Businesses that look after the elderly or infirm are predominantly based on high-cost employees and are at risk of the very high costs and inflexibility of employment. Quite often the wages and employment cost of these businesses are 60% plus and the greatest overhead.
Employment costs have crept up over the last few years with increases in employers National Insurance, holiday pay entitlement, and the minimum wage. The new workplace pension rules have added further costs to employing staff. It is as if the Government is trying to push all the social costs of employment onto the employer to save the Government money.
All of these costs can only be added onto one person – the final customer or end-user of the service.
Care homes and nursing homes have the added risk of this expensive overhead of wages and this may mean that a home only makes a small profit once it gets to 90% plus occupancy. If several residents leave or pass away in quick succession it can leave the home losing money very quickly. Another issue may the local authority who if they are suspicious of problems in a home can stop it taking on new residents or close it down altogether.

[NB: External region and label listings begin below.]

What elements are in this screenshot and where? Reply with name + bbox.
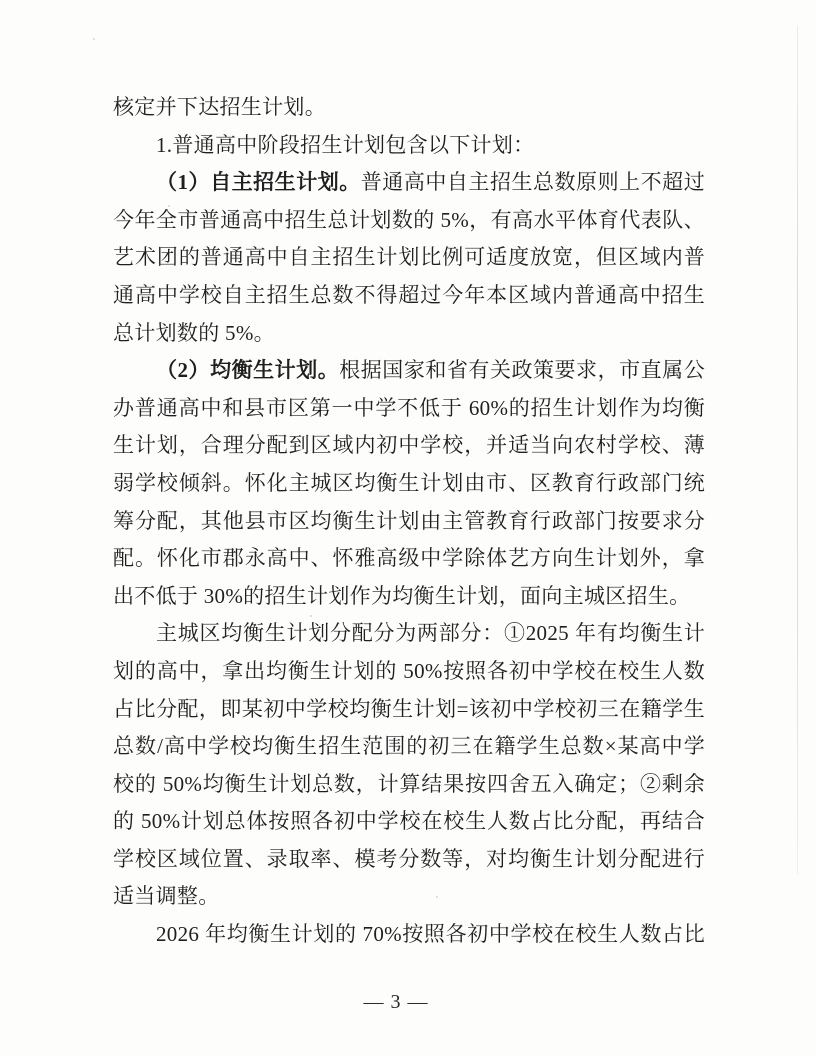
text-line	[113, 202, 705, 240]
bold-heading-segment: （1）自主招生计划。	[156, 170, 361, 195]
text-line	[113, 352, 705, 390]
text-segment: 普通高中自主招生总数原则上不超过	[360, 170, 705, 195]
text-segment: 生计划，合理分配到区域内初中学校，并适当向农村学校、薄	[113, 433, 705, 458]
text-line	[113, 766, 705, 804]
text-segment: 配。怀化市郡永高中、怀雅高级中学除体艺方向生计划外，拿	[113, 546, 705, 571]
text-line	[113, 89, 705, 127]
text-line	[113, 615, 705, 653]
text-segment: 今年全市普通高中招生总计划数的 5%，有高水平体育代表队、	[113, 207, 705, 232]
scanner-edge-artifact	[797, 26, 798, 874]
text-segment: 划的高中，拿出均衡生计划的 50%按照各初中学校在校生人数	[113, 658, 705, 683]
text-segment: 弱学校倾斜。怀化主城区均衡生计划由市、区教育行政部门统	[113, 470, 705, 495]
text-segment: 1.普通高中阶段招生计划包含以下计划：	[156, 132, 535, 157]
text-line	[113, 239, 705, 277]
text-line	[113, 315, 705, 353]
document-body	[113, 89, 705, 954]
text-segment: 核定并下达招生计划。	[113, 95, 326, 119]
text-segment: 占比分配，即某初中学校均衡生计划=该初中学校初三在籍学生	[113, 696, 705, 721]
text-segment: 总数/高中学校均衡生招生范围的初三在籍学生总数×某高中学	[113, 734, 705, 759]
text-line	[113, 728, 705, 766]
text-segment: 2026 年均衡生计划的 70%按照各初中学校在校生人数占比	[156, 922, 705, 947]
page-number: — 3 —	[363, 991, 429, 1013]
bold-heading-segment: （2）均衡生计划。	[156, 358, 340, 383]
text-line	[113, 127, 705, 165]
text-segment: 通高中学校自主招生总数不得超过今年本区域内普通高中招生	[113, 282, 705, 307]
text-line	[113, 878, 705, 916]
text-segment: 学校区域位置、录取率、模考分数等，对均衡生计划分配进行	[113, 846, 705, 871]
text-segment: 根据国家和省有关政策要求，市直属公	[339, 358, 705, 383]
text-line	[113, 653, 705, 691]
text-segment: 筹分配，其他县市区均衡生计划由主管教育行政部门按要求分	[113, 508, 705, 533]
text-segment: 办普通高中和县市区第一中学不低于 60%的招生计划作为均衡	[113, 395, 705, 420]
text-line	[113, 465, 705, 503]
text-line	[113, 691, 705, 729]
text-segment: 的 50%计划总体按照各初中学校在校生人数占比分配，再结合	[113, 809, 705, 834]
text-segment: 出不低于 30%的招生计划作为均衡生计划，面向主城区招生。	[113, 583, 691, 608]
text-line	[113, 277, 705, 315]
page-footer	[0, 991, 792, 1014]
text-segment: 总计划数的 5%。	[113, 320, 275, 345]
text-line	[113, 164, 705, 202]
text-line	[113, 916, 705, 954]
scan-speck	[93, 38, 95, 40]
text-line	[113, 390, 705, 428]
text-line	[113, 578, 705, 616]
text-segment: 校的 50%均衡生计划总数，计算结果按四舍五入确定；②剩余	[113, 771, 705, 796]
text-line	[113, 841, 705, 879]
text-segment: 艺术团的普通高中自主招生计划比例可适度放宽，但区域内普	[113, 245, 705, 270]
text-line	[113, 503, 705, 541]
text-line	[113, 427, 705, 465]
text-segment: 适当调整。	[113, 884, 220, 909]
text-line	[113, 540, 705, 578]
text-segment: 主城区均衡生计划分配分为两部分：①2025 年有均衡生计	[156, 621, 705, 646]
text-line	[113, 803, 705, 841]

I have dealt with many nursing and residential homes over the years and they are not easy to deal with. The conversation with the local Council goes something like this “We have run out of money and can not afford to pay the staff or pay the food bills this week so are having to close immediately” to which the Council often replies you need to give us three months’ notice. With no funds, this is impossible and gives tremendous problems for the families of loved ones and the local authority.
Quite often the main asset of the care home will be the building they are in which can not be sold quickly. The banks do not like lending money either to a business losing money.
The common solution is to accept liquidation and closure is inevitable but get the council/Local Authority to advance funds to allow the staff to be paid and this gives time for a more orderly wind down. We have dealt with several care homes on this basis. Local Authorities tend to take a call from us about the seriousness of the situation much more seriously than from a homeowner.
As with care homes the wage cost is the largest overhead, and this can represent 80% of turnover. If an agency gets behind with PAYE it can be almost impossible to catch up. We can help with a range of innovative financial solutions such as a Voluntary Arrangement or a pre-pack Administration to keep the business going.
In the event of a more organised closing down it is worth noting that the government redundancy fund will pay out arrears of wages to employees (up to 6 weeks), unpaid holiday pay (up to 6 weeks), notice pay and redundancy. The figures the Government pay out are increased annually.